Mining town of Røros – part 1

pohled na hornické město, stavby ze dřeva, vpravo bílý kostel s černě zbarvenými rohy a uprostřed vede řeka lemovaná kamením vlevo jde vidět silnice s vodorovným mostem nad řekou

The origin of the town and its mining past date back to the first half of the 17th century. The legend of finding copper says that farmer Hans Olsen Aasen stumbled over a piece of copper ore while hunting reindeer. Today, the city centre is said to be located on that memorial site.

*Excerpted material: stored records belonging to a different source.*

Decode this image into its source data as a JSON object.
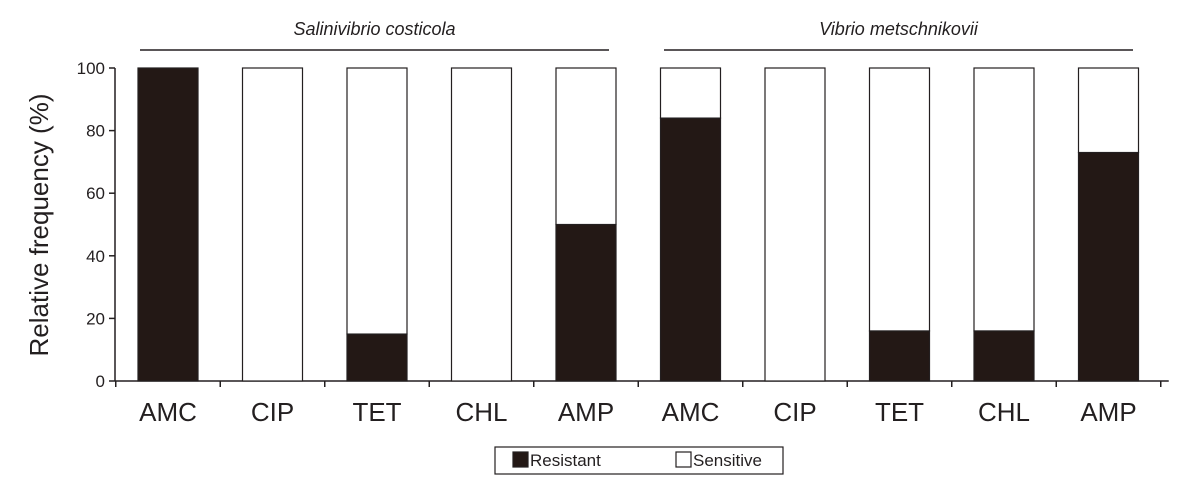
{
  "chart_data": {
    "type": "bar",
    "stacked": true,
    "ylabel": "Relative frequency (%)",
    "xlabel": "",
    "ylim": [
      0,
      100
    ],
    "yticks": [
      0,
      20,
      40,
      60,
      80,
      100
    ],
    "groups": [
      {
        "label": "Salinivibrio costicola",
        "categories": [
          "AMC",
          "CIP",
          "TET",
          "CHL",
          "AMP"
        ]
      },
      {
        "label": "Vibrio metschnikovii",
        "categories": [
          "AMC",
          "CIP",
          "TET",
          "CHL",
          "AMP"
        ]
      }
    ],
    "categories": [
      "AMC",
      "CIP",
      "TET",
      "CHL",
      "AMP",
      "AMC",
      "CIP",
      "TET",
      "CHL",
      "AMP"
    ],
    "series": [
      {
        "name": "Resistant",
        "color": "#231815",
        "values": [
          100,
          0,
          15,
          0,
          50,
          84,
          0,
          16,
          16,
          73
        ]
      },
      {
        "name": "Sensitive",
        "color": "#ffffff",
        "values": [
          0,
          100,
          85,
          100,
          50,
          16,
          100,
          84,
          84,
          27
        ]
      }
    ],
    "legend": {
      "position": "bottom-center",
      "entries": [
        "Resistant",
        "Sensitive"
      ]
    }
  }
}
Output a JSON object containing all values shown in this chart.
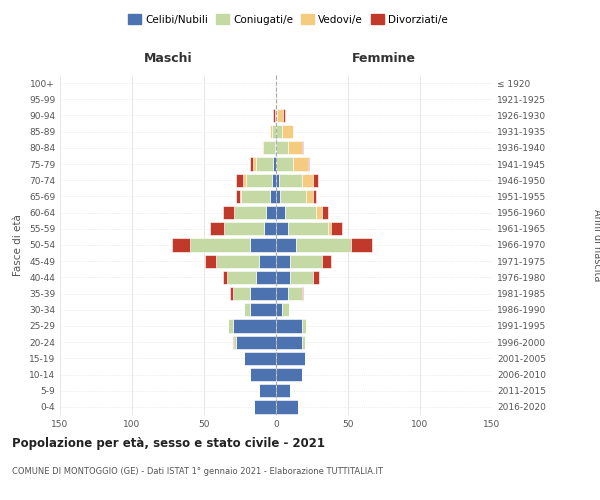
{
  "age_groups": [
    "0-4",
    "5-9",
    "10-14",
    "15-19",
    "20-24",
    "25-29",
    "30-34",
    "35-39",
    "40-44",
    "45-49",
    "50-54",
    "55-59",
    "60-64",
    "65-69",
    "70-74",
    "75-79",
    "80-84",
    "85-89",
    "90-94",
    "95-99",
    "100+"
  ],
  "birth_years": [
    "2016-2020",
    "2011-2015",
    "2006-2010",
    "2001-2005",
    "1996-2000",
    "1991-1995",
    "1986-1990",
    "1981-1985",
    "1976-1980",
    "1971-1975",
    "1966-1970",
    "1961-1965",
    "1956-1960",
    "1951-1955",
    "1946-1950",
    "1941-1945",
    "1936-1940",
    "1931-1935",
    "1926-1930",
    "1921-1925",
    "≤ 1920"
  ],
  "colors": {
    "celibi": "#4c72b0",
    "coniugati": "#c5d9a4",
    "vedovi": "#f5cc7f",
    "divorziati": "#c0392b"
  },
  "maschi": {
    "celibi": [
      15,
      12,
      18,
      22,
      28,
      30,
      18,
      18,
      14,
      12,
      18,
      8,
      7,
      4,
      3,
      2,
      1,
      0,
      0,
      0,
      0
    ],
    "coniugati": [
      0,
      0,
      0,
      0,
      1,
      3,
      4,
      12,
      20,
      30,
      42,
      28,
      22,
      20,
      18,
      12,
      8,
      3,
      1,
      0,
      0
    ],
    "vedovi": [
      0,
      0,
      0,
      0,
      0,
      0,
      0,
      0,
      0,
      0,
      0,
      0,
      0,
      1,
      2,
      2,
      1,
      1,
      0,
      0,
      0
    ],
    "divorziati": [
      0,
      0,
      0,
      0,
      1,
      0,
      0,
      2,
      3,
      7,
      12,
      10,
      8,
      3,
      5,
      2,
      0,
      0,
      1,
      0,
      0
    ]
  },
  "femmine": {
    "celibi": [
      15,
      10,
      18,
      20,
      18,
      18,
      4,
      8,
      10,
      10,
      14,
      8,
      6,
      3,
      2,
      0,
      0,
      0,
      0,
      0,
      0
    ],
    "coniugati": [
      0,
      0,
      0,
      0,
      2,
      3,
      5,
      10,
      16,
      22,
      38,
      28,
      22,
      18,
      16,
      12,
      8,
      4,
      1,
      0,
      0
    ],
    "vedovi": [
      0,
      0,
      0,
      0,
      0,
      0,
      0,
      0,
      0,
      0,
      0,
      2,
      4,
      5,
      8,
      10,
      10,
      8,
      4,
      1,
      0
    ],
    "divorziati": [
      0,
      0,
      0,
      0,
      0,
      0,
      0,
      1,
      4,
      6,
      15,
      8,
      4,
      2,
      3,
      1,
      1,
      0,
      1,
      0,
      0
    ]
  },
  "xlim": 150,
  "title": "Popolazione per età, sesso e stato civile - 2021",
  "subtitle": "COMUNE DI MONTOGGIO (GE) - Dati ISTAT 1° gennaio 2021 - Elaborazione TUTTITALIA.IT",
  "ylabel_left": "Fasce di età",
  "ylabel_right": "Anni di nascita",
  "xlabel_left": "Maschi",
  "xlabel_right": "Femmine"
}
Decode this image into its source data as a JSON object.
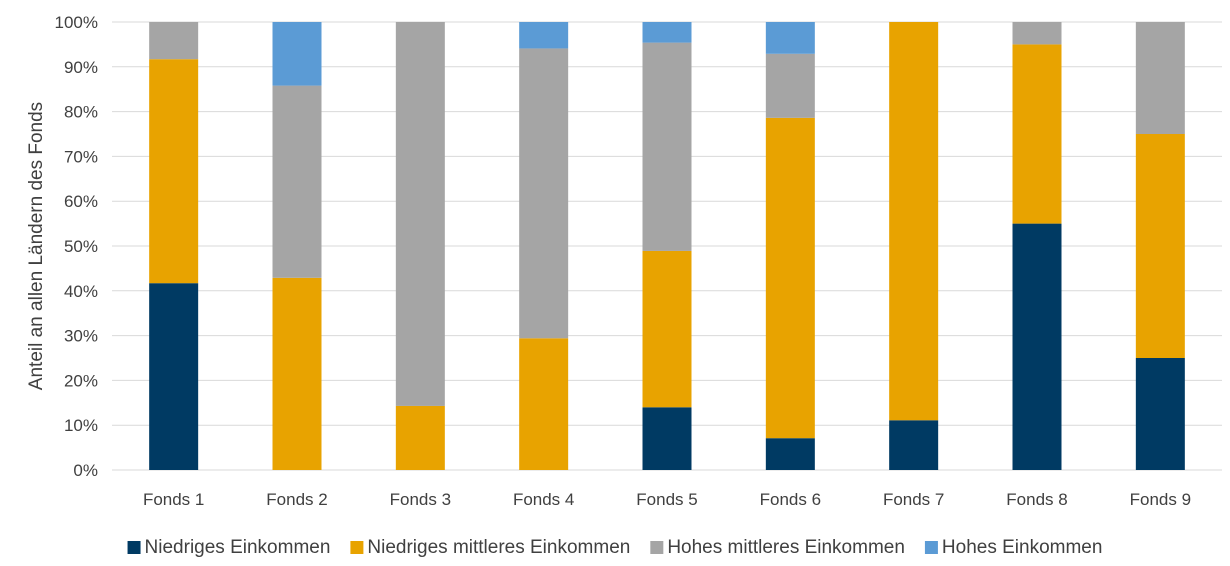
{
  "chart_data": {
    "type": "bar",
    "stacked": true,
    "categories": [
      "Fonds 1",
      "Fonds 2",
      "Fonds 3",
      "Fonds 4",
      "Fonds 5",
      "Fonds 6",
      "Fonds 7",
      "Fonds 8",
      "Fonds 9"
    ],
    "series": [
      {
        "name": "Niedriges Einkommen",
        "color": "#003a63",
        "values": [
          41.7,
          0,
          0,
          0,
          14.0,
          7.1,
          11.1,
          55.0,
          25.0
        ]
      },
      {
        "name": "Niedriges mittleres Einkommen",
        "color": "#e8a300",
        "values": [
          50.0,
          42.9,
          14.3,
          29.4,
          34.9,
          71.5,
          88.9,
          40.0,
          50.0
        ]
      },
      {
        "name": "Hohes mittleres Einkommen",
        "color": "#a5a5a5",
        "values": [
          8.3,
          42.9,
          85.7,
          64.7,
          46.5,
          14.3,
          0,
          5.0,
          25.0
        ]
      },
      {
        "name": "Hohes Einkommen",
        "color": "#5b9bd5",
        "values": [
          0,
          14.2,
          0,
          5.9,
          4.6,
          7.1,
          0,
          0,
          0
        ]
      }
    ],
    "ylabel": "Anteil an allen Ländern des Fonds",
    "xlabel": "",
    "title": "",
    "ylim": [
      0,
      100
    ],
    "y_ticks": [
      "0%",
      "10%",
      "20%",
      "30%",
      "40%",
      "50%",
      "60%",
      "70%",
      "80%",
      "90%",
      "100%"
    ],
    "grid": true,
    "legend_position": "bottom"
  }
}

Røros is the coldest place in Norway, and with a temperature record of -50.4 ° C it is one of the coldest inhabited places in the world. This is due to the altitude of about 600 metres and the continental climate. The area is separated from the coast by a mountain range, so there comes no air from mild latitudes. As one of the few mining towns in the world, the town and surroundings of Røros have been included on the UNESCO World Cultural and Natural Heritage List.

A brief history

Copper ore was discovered there in 1644 and the following year the first smelting furnace began to be built. The Danish-Norwegian king granted mining companies privileges to mine, thus promoting the emergence and flourishing of copper mining in a remote area with harsh natural conditions.

The settlement arose along the Hitterelva River which provided energy for ore processing. In 1678 and 1679 the town was burned down by Swedish troops. The inhabitants rebuilt the town and 80 wooden houses from the end of the 17th century have been preserved to this day. Their blackened wooden facades still give the town a medieval character. Before the canal between the towns of Fermunden and Røros was built in 1764, the area was extensively deforested. Today’s stone church built in 1784 replaced the old wooden church from 1650.

In the first half of the 19th century, the price of copper fell, and this resulted in two famines. In 1824, chromium began to be mined there. In 1877, Røros was connected to the outside world by rail, and a little later the miners built the Kuraas hydroelectric power plant to supply electricity to the mines. In 1936, the Prince Olaf Mine was opened and it was exploited until 1972. That year, zinc mining began in Legruvbakken, however, after several lucrative years, prices fell so that in 1977 the company was forced to close down the mines. The mines in Røros were of Norway’s most important mines for more than 250 years. In the years 1644-1977, more than 100,000 tons of copper were produced and 525,000 tons of pyrite were mined.

The cultural heritage of the mining town of Røros includes:

  • The town, built entirely of wood, shows how the way of life, mining and transport were adapted to the cold mountain area. There are about 2000 wooden single-storey and two-storey houses in the town, which have preserved their atmosphere of old times since the time of mining and mining life. Visitors can stroll through the narrow streets with the illusion of a slightly different time. The entire history of the town and mining is shown in the local museum. The main building of the museum is the reconstruction of the furnace from 1888.
  • Industrial and cultural landscape – the landscape was completely changed by mining activities. Extensive mining activities below the surface are evidenced by huge heaps, large deforested areas, numerous dams, wooden canals and roads. You can visit the Nyrget Pit (1650) and the Prince Olaf Mine (1936), which houses the Bergmanns Hall, now used for concerts and other occasions.
  • The old building of the “Femundshytten” furnace in Engerdal.
  • The winter road, which is between the towns of Røros and Falun and consists of a number of lakes, rivers and streams, was used from November to May.